American Rescue Plan Fund Budget

“#5 – $750,000 to the Savocchio Park project administered by the Erie County Redevelopment Authority. This speculative investment of $750,000 in ARPA funds does not show a significant return on investment. To allocate such a large portion of the County’s ARPA dollars into a fish farm that may only yield a dozen jobs is imprudent. I have the utmost confidence in the work of the ECRDA and their partners but in the final analysis, these valuable funds could be more impactful elsewhere.

“#6- $3,000,000 to ECGRA for Building Better Future Program. I have been negotiating in good faith all year to reach an ARPA Budget through your committee and the whole of Council. This action removes the County’s ability to make its own funding decisions, which was at the heart of my objections to the 2022 ARPA Budget. This was also decided very quickly and without much debate. The Gaming Authority received $4M 2021 ARPA Funds that is sufficient. I believe real economic impact comes through the expenditure of ARP monies on allowable infrastructure projects. In order to coordinate our efforts most efficiently, the County should make the final spending decisions not a third party. There is no need to rush this money out of the ARPA Fund Balance.
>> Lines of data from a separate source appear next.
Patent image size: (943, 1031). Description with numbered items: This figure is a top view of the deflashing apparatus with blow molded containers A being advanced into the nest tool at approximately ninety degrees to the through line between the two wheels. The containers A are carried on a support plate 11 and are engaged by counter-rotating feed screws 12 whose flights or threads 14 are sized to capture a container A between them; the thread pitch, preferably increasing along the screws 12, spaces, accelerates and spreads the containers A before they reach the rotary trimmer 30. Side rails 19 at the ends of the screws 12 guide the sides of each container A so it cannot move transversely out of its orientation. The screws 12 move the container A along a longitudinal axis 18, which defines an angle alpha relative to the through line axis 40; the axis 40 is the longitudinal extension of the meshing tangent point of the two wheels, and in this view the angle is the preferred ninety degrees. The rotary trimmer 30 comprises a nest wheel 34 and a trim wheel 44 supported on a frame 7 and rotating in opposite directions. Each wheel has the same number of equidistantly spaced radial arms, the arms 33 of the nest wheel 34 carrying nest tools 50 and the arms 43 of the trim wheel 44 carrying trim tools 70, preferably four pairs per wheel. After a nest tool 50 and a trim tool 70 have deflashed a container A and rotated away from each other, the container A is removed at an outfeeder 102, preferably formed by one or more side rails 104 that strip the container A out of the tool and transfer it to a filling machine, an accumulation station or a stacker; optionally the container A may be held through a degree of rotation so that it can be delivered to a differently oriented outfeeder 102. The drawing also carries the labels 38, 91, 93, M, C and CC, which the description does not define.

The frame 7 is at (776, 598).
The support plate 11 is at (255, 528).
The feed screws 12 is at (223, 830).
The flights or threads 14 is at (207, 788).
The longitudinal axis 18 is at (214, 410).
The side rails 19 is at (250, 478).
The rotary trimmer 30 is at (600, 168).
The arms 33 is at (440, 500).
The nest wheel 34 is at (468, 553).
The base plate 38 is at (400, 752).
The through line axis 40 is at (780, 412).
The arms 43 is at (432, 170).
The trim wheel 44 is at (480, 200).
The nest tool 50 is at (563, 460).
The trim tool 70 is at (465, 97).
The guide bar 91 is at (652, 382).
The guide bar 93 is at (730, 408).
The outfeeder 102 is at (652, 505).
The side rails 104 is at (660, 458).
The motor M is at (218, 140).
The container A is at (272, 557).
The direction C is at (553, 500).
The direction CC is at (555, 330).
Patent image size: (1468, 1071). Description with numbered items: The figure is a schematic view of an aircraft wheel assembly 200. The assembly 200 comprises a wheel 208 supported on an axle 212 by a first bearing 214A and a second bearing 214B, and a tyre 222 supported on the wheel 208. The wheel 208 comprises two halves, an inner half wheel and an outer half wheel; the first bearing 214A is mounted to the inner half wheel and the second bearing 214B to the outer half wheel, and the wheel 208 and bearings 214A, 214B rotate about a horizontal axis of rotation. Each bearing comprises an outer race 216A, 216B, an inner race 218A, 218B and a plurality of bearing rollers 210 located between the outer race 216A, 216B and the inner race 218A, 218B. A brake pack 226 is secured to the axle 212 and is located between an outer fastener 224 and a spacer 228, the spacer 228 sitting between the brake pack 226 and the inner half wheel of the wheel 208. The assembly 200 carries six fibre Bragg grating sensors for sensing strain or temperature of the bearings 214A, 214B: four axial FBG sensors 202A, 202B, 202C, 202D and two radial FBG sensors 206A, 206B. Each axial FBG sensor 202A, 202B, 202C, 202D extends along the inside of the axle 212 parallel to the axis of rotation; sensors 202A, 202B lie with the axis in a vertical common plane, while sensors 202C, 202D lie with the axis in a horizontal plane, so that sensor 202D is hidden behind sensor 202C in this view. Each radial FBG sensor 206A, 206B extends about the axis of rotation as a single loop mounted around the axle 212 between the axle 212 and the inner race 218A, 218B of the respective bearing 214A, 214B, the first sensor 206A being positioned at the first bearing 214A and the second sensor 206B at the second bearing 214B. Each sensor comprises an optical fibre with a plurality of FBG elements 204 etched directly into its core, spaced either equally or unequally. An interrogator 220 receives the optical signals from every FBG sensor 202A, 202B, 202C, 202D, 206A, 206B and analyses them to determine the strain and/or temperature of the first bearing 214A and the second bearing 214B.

“#13- $737,500 for ECGRA to fund the Beehive Network. I agree 100% that the Beehive Network should receive these funds, but see no need for ECGRA to administer them. I favor giving the funds to the Beehive directly. The four universities have worked cooperatively to grow the Beehive. The County can negotiate an agreement with Beehive members and administer these funds without issue. I brought this idea to Council with my ARPA budget proposal. Let us work directly with the Beehive.”